Dawn Zhou, M.Sc, CPA, CGA
President, CEO and Director

Abasca Resources Inc.
Email: [email protected]
Telephone: +1 (306) 933 4261

Neither the TSX Venture Exchange Inc. nor its Regulation Service Provider (as that term is defined in the policies of the TSX Venture Exchange Inc.) accepts responsibility for the adequacy or accuracy of this news release.

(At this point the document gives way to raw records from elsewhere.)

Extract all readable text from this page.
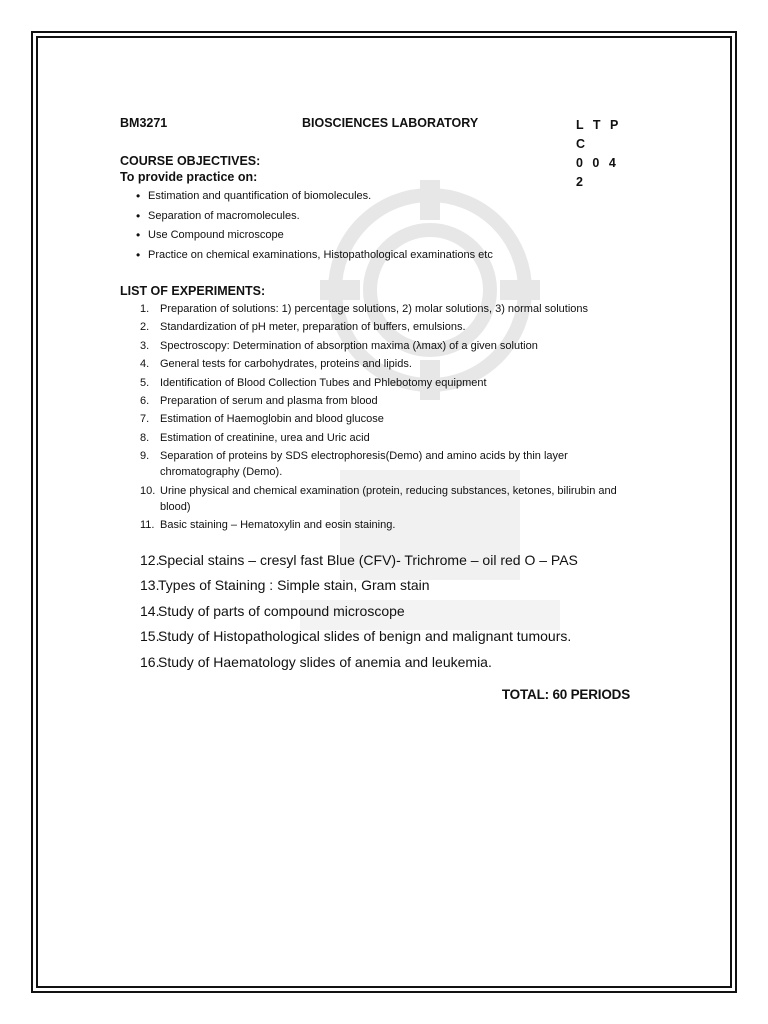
BM3271	BIOSCIENCES LABORATORY	L T P C
0 0 4 2
COURSE OBJECTIVES:
To provide practice on:
• Estimation and quantification of biomolecules.
• Separation of macromolecules.
• Use Compound microscope
• Practice on chemical examinations, Histopathological examinations etc
LIST OF EXPERIMENTS:
1. Preparation of solutions: 1) percentage solutions, 2) molar solutions, 3) normal solutions
2. Standardization of pH meter, preparation of buffers, emulsions.
3. Spectroscopy: Determination of absorption maxima (λmax) of a given solution
4. General tests for carbohydrates, proteins and lipids.
5. Identification of Blood Collection Tubes and Phlebotomy equipment
6. Preparation of serum and plasma from blood
7. Estimation of Haemoglobin and blood glucose
8. Estimation of creatinine, urea and Uric acid
9. Separation of proteins by SDS electrophoresis(Demo) and amino acids by thin layer chromatography (Demo).
10. Urine physical and chemical examination (protein, reducing substances, ketones, bilirubin and blood)
11. Basic staining – Hematoxylin and eosin staining.
12.
Special stains – cresyl fast Blue (CFV)- Trichrome – oil red O – PAS
13.
Types of Staining : Simple stain, Gram stain
14.
Study of parts of compound microscope
15.
Study of Histopathological slides of benign and malignant tumours.
16.
Study of Haematology slides of anemia and leukemia.
TOTAL: 60 PERIODS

This news release may contain certain forward-looking information and statements (“forward-looking information”) within the meaning of applicable Canadian securities legislation, that are not based on historical fact, including without limitation statements containing the words “believes”, “anticipates”, “plans”, “intends”, “will”, “should”, “expects”, “continue”, “estimate”, “forecasts” and other similar expressions. Readers are cautioned to not place undue reliance on forward-looking information. Actual results and developments may differ materially from those contemplated by these statements. Abasca undertakes no obligation to comment on analyses, expectations or statements made by third-parties in respect of Abasca, its securities, or financial or operating results (as applicable). Although Abasca believes that the expectations reflected in forward-looking information in this news release are reasonable, such forward-looking information has been based on expectations, factors and assumptions concerning future events which may prove to be inaccurate and are subject to numerous risks and uncertainties, certain of which are beyond Abasca’s control, including the risk factors discussed in the Filing Statement which are incorporated herein by reference and are available through SEDAR at The forward-looking information contained in this news release are expressly qualified by this cautionary statement and are made as of the date hereof. Abasca disclaims any intention and has no obligation or responsibility, except as required by law, to update or revise any forward-looking information, whether as a result of new information, future events or otherwise.